Die rivalisierenden Palästinenserorganisationen Hamas und Fatah haben sich nach Angaben von Hamas-Chef Ismail Hanija auf ein Abkommen zur Versöhnung verständigt. Nähere Angaben machte er am Tagungsort in Kairo nicht. Ein Hamas-Vertreter sagte, es sei damit zu rechnen, dass Details im Laufe des Tages veröffentlicht werden. Die Fatah kündigte eine Pressekonferenz zum Stand der Verhandlungen an.
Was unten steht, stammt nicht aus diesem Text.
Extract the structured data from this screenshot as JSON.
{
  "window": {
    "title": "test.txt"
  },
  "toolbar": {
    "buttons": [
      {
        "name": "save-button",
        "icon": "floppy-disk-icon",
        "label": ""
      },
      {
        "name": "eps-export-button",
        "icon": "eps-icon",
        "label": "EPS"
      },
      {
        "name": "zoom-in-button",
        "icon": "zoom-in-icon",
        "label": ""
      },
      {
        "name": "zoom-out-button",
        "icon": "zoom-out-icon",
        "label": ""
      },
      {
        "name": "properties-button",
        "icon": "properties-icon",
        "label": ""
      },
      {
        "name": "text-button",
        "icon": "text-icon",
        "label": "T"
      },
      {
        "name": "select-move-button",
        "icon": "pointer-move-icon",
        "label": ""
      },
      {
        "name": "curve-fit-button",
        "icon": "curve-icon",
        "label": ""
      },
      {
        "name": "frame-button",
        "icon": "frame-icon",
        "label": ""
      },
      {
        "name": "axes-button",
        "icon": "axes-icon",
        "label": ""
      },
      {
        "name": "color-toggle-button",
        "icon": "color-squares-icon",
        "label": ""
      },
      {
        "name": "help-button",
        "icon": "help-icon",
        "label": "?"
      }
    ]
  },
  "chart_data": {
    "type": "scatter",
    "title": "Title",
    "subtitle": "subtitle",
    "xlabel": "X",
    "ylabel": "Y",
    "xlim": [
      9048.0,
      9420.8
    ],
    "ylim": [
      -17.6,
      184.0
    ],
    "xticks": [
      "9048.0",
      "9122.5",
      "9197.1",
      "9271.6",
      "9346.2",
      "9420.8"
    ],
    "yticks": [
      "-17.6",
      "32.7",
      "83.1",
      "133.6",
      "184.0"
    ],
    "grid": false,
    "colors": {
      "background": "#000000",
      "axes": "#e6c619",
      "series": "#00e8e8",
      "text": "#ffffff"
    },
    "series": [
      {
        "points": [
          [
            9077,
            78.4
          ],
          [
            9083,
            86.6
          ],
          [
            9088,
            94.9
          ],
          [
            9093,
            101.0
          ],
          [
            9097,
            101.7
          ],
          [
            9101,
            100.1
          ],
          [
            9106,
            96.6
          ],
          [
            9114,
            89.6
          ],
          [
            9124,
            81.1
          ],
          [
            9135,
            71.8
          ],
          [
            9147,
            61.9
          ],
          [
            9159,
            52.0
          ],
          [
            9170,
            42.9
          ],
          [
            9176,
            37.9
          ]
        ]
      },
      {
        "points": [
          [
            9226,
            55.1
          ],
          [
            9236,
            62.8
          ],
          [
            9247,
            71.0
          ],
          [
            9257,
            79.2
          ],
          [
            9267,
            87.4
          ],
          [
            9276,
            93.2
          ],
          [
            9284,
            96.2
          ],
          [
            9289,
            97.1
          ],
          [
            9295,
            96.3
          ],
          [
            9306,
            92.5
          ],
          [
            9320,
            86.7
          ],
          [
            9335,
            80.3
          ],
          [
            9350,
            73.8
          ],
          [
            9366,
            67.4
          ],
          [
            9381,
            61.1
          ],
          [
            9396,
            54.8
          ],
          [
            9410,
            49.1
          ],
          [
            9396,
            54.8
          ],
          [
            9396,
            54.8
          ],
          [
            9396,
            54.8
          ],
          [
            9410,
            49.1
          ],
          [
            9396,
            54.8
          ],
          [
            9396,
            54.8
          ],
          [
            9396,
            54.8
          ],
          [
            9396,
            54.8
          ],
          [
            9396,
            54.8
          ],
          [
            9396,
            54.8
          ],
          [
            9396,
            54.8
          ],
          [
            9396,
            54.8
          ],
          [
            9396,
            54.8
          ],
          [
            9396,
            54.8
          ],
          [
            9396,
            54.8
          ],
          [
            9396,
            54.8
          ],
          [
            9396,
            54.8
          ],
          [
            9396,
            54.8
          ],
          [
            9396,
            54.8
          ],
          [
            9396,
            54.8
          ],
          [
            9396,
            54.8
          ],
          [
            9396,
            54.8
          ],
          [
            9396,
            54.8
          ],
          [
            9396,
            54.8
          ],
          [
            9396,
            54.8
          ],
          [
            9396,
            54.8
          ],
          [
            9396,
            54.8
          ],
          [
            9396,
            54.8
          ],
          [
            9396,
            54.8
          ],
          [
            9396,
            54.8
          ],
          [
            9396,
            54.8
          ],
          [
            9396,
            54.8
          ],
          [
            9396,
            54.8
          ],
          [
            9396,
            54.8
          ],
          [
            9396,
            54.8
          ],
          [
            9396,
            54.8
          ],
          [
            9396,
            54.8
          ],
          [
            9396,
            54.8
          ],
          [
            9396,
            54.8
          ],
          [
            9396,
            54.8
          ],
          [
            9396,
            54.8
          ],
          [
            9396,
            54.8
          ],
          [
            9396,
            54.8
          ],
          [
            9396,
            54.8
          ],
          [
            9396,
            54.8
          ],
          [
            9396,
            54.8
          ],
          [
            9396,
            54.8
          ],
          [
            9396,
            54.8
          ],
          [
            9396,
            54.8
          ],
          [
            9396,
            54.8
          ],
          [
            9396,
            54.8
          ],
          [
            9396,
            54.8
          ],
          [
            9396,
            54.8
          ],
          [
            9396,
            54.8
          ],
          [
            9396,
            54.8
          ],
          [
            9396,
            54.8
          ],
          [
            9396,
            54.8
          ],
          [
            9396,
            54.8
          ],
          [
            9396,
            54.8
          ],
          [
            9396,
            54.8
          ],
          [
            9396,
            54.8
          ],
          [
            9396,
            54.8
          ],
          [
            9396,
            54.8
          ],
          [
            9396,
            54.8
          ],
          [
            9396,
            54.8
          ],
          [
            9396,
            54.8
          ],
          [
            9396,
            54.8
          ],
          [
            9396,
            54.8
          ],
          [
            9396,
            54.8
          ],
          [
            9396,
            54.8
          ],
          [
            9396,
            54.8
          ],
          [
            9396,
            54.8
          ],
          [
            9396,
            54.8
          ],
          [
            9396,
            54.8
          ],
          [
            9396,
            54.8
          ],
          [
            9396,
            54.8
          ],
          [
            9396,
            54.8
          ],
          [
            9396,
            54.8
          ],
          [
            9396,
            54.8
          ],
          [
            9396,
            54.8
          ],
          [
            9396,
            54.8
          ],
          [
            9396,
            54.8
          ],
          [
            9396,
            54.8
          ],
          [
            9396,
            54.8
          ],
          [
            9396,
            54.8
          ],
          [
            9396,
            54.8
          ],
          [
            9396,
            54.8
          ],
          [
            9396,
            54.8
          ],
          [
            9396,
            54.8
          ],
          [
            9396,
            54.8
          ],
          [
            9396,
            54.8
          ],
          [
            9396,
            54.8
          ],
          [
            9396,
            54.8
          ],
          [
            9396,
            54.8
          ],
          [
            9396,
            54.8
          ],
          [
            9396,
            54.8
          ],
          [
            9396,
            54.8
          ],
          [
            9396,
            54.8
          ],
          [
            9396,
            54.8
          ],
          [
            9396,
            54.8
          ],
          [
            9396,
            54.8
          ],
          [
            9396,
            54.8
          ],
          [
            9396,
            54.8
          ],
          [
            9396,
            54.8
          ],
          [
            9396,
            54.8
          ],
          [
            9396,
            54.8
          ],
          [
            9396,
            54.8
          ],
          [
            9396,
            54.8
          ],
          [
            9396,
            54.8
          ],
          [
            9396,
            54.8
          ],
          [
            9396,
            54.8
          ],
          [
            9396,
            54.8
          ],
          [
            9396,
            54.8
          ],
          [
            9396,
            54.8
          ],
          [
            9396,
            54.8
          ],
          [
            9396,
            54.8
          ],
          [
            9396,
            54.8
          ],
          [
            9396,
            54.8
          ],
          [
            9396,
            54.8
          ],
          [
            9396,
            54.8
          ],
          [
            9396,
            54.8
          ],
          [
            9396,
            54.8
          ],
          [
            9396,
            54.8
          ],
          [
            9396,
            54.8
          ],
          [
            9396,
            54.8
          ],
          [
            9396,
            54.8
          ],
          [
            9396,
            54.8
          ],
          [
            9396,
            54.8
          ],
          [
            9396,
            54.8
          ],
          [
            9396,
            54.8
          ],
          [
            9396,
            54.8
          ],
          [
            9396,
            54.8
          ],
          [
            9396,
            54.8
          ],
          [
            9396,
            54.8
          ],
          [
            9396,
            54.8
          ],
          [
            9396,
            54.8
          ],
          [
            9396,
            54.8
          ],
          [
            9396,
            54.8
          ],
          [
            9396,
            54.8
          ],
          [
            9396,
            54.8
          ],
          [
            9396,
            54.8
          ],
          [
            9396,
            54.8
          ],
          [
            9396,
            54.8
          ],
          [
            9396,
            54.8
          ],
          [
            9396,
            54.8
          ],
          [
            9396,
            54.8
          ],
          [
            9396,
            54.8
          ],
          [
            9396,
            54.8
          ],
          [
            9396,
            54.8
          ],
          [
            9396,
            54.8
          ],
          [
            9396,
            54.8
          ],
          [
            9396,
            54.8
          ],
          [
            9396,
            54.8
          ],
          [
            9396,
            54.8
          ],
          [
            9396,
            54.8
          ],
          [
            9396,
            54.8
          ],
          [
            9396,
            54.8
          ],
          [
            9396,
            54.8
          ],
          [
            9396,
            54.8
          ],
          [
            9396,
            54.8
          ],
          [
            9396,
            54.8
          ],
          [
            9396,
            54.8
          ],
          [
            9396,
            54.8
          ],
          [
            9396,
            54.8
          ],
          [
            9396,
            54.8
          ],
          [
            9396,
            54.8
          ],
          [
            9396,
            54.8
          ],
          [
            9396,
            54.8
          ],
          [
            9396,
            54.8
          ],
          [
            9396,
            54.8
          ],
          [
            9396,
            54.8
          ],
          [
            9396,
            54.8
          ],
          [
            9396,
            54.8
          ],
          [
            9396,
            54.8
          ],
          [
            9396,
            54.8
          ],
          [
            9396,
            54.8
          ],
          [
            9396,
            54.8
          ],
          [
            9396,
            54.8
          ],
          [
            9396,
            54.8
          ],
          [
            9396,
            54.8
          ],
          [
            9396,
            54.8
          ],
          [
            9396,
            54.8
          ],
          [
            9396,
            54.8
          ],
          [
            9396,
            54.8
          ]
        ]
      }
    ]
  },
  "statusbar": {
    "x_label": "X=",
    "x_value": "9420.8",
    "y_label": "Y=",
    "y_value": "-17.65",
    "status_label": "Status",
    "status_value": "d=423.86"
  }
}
Seit Dienstag hatten die beiden Organisationen unter Vermittlung Ägyptens über ein Ende ihrer langen Feindschaft verhandelt. Streitpunkt ist die Herrschaft der radikalislamischen Hamas im Gazastreifen, den die Extremisten seit zehn Jahren kontrollieren. Zuvor hatte sie sich dort in bewaffneten Auseinandersetzungen gegen die gemäßigte Fatah von Palästinenserpräsident Mahmud Abbas durchgesetzt.

Im September dann hatte die Hamas verkündet, sie lade die international anerkannte Abbas-Regierung dazu ein, "in den Gazastreifen zu kommen und ihre Aufgaben sofort zu übernehmen". Damals gab es Zweifel, weil schon frühere Versöhnungsversuche gescheitert waren. Vor allem USA und Europäische Union waren skeptisch, sie hatten die Hamas einst als Terrorgruppe eingestuft.

Ziel der Verhandlungen in Kairo waren die Bildung einer Einheitsregierung für die Palästinensergebiete sowie Neuwahlen. Ein besonders kontroverses Thema war dabei die Zukunft des bewaffneten Arms der Hamas, der 25.000 Kämpfer angehören. Die Islamisten hatten stets erklärt, in dieser Frage zu keinem Kompromiss bereit zu sein.